Yo no sabía exactamente cómo se tenía que hacer el examen, pero veía como los
demás iban rellenando hojas. Entonces me daba cuenta de que, de entre todas las
fotos, me había tocado una de mí mismo de pequeño con mi hermano y mis padres
(aunque de hecho había también otro chico que no sabía quién era). Pensaba que
era un buen presagio: haría la redacción basándome en aquella foto. Cuando la
volvía a buscar para enseñarla al de al lado, en la foto había un chico más que
no reconocía y cuando la he mirado por tercera vez ya éramos cinco hermanos. De
todas formas, continuaba sin saber como caray se hacía el examen. Llegó la
media parte y salimos a descansar (a un campus-bosque con casitas de madera).

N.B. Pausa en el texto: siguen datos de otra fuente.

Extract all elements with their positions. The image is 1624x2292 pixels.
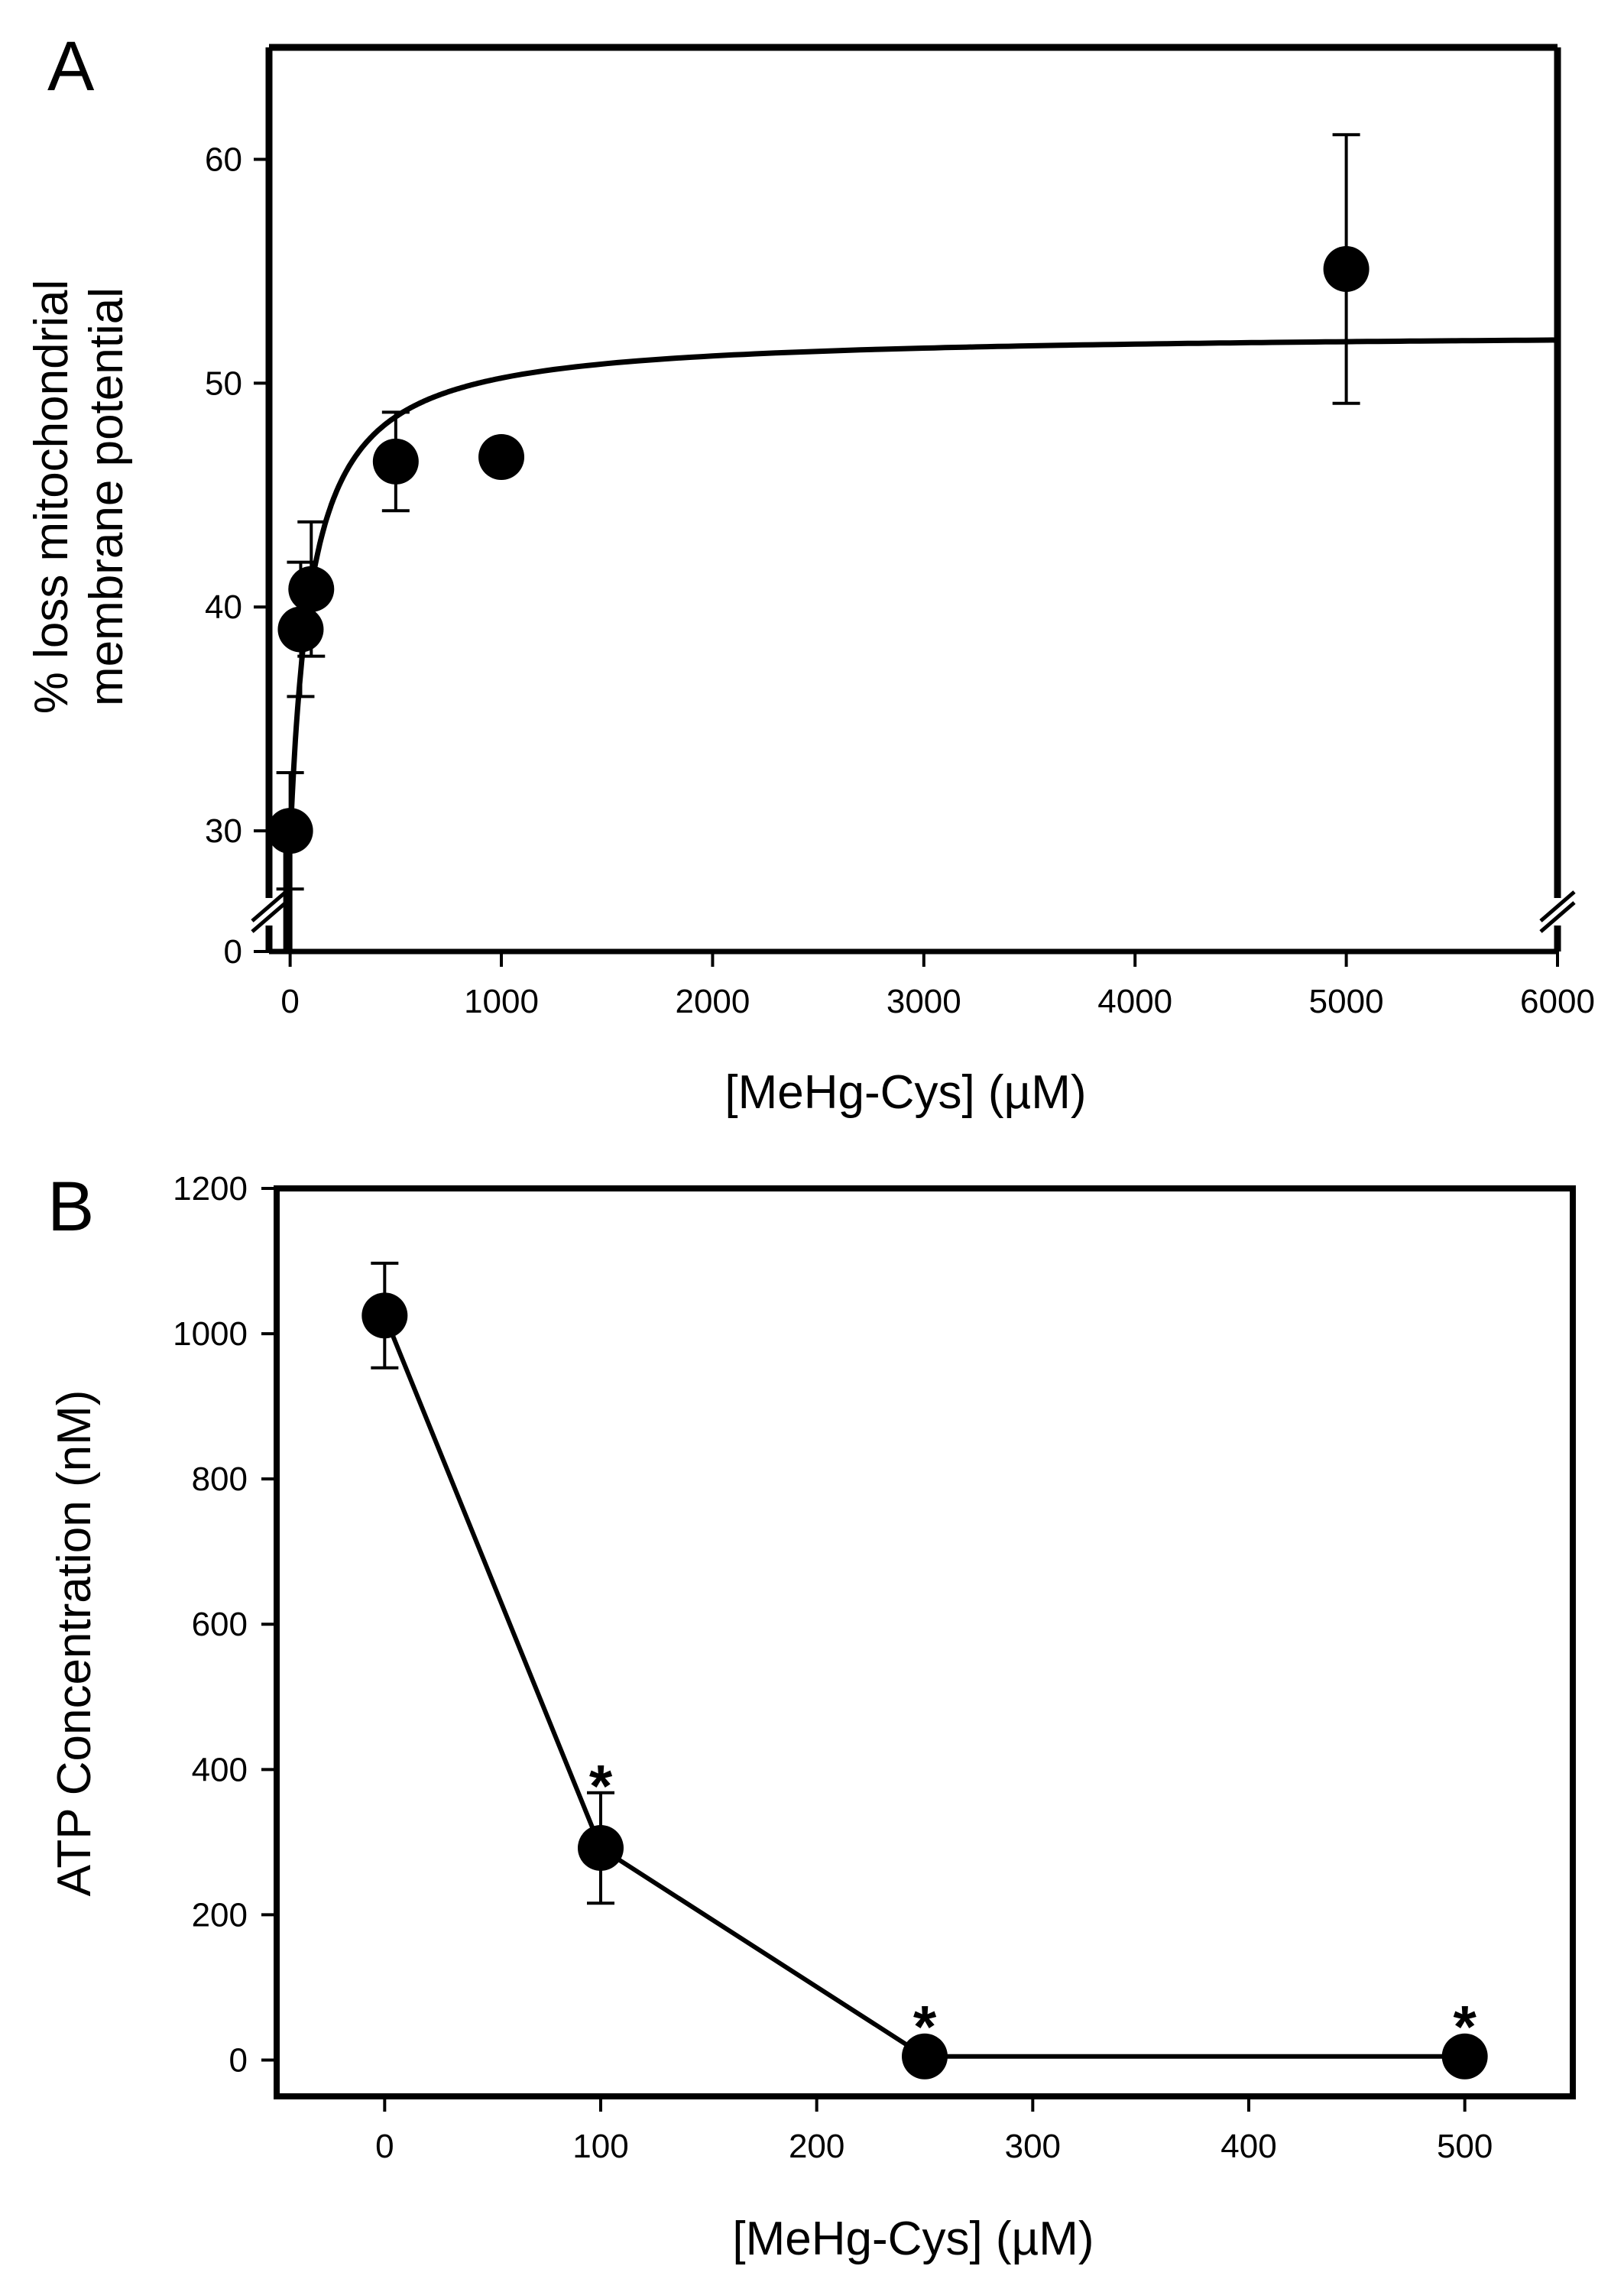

Cuando llega la hora de continuar vuelvo volando al edificio y llego de los
primeros. Coincido con una señora de edad que me enseña lo que ha hecho: ha
colocado las fotos entre una cartulina y un vidrio y frota el vidrio con un
trapo. Cuando hace esto, las fotos muestran su contenido sonoro: oigo cómo una
tribu de aborígenes hablan entre ellos. Yo, por fin pienso que puedo introducir
el tema de mi foto como referencia a la memoria; hablaré de cine (Amarcord: yo
recuerdo). Entonces ya no he encontrado la foto. He empezado a ponerme
nervioso, porque he pensado que necesitaba pasar el examen para apuntarme al
curso siguiente. Lo más curioso de los sueños es que los situamos en un
emplazamiento fuera del espacio y del tiempo. No existe otro tiempo de verbo
que el presente; como máximo experimentamos la sensación de haber soñado con
esa misma situación anteriormente, y lo que nos provoca vértigo no es la
repetición, sino la referencia a un pasado que en realidad no puede existir
dentro del sueño. Cuando desperté, sin embargo, mi mente se hallaba más
despejada. Quizás la reequilibración de mi psique había tenido lugar
efectivamente y ahora podía constatar que el sentido de la vida y su plenitud
eran vislumbrados a través de estados de conexión mental a los que solamente se
accede cuando la razón y la volición se aquietan. Cerré los ojos y bebí un vaso
de agua.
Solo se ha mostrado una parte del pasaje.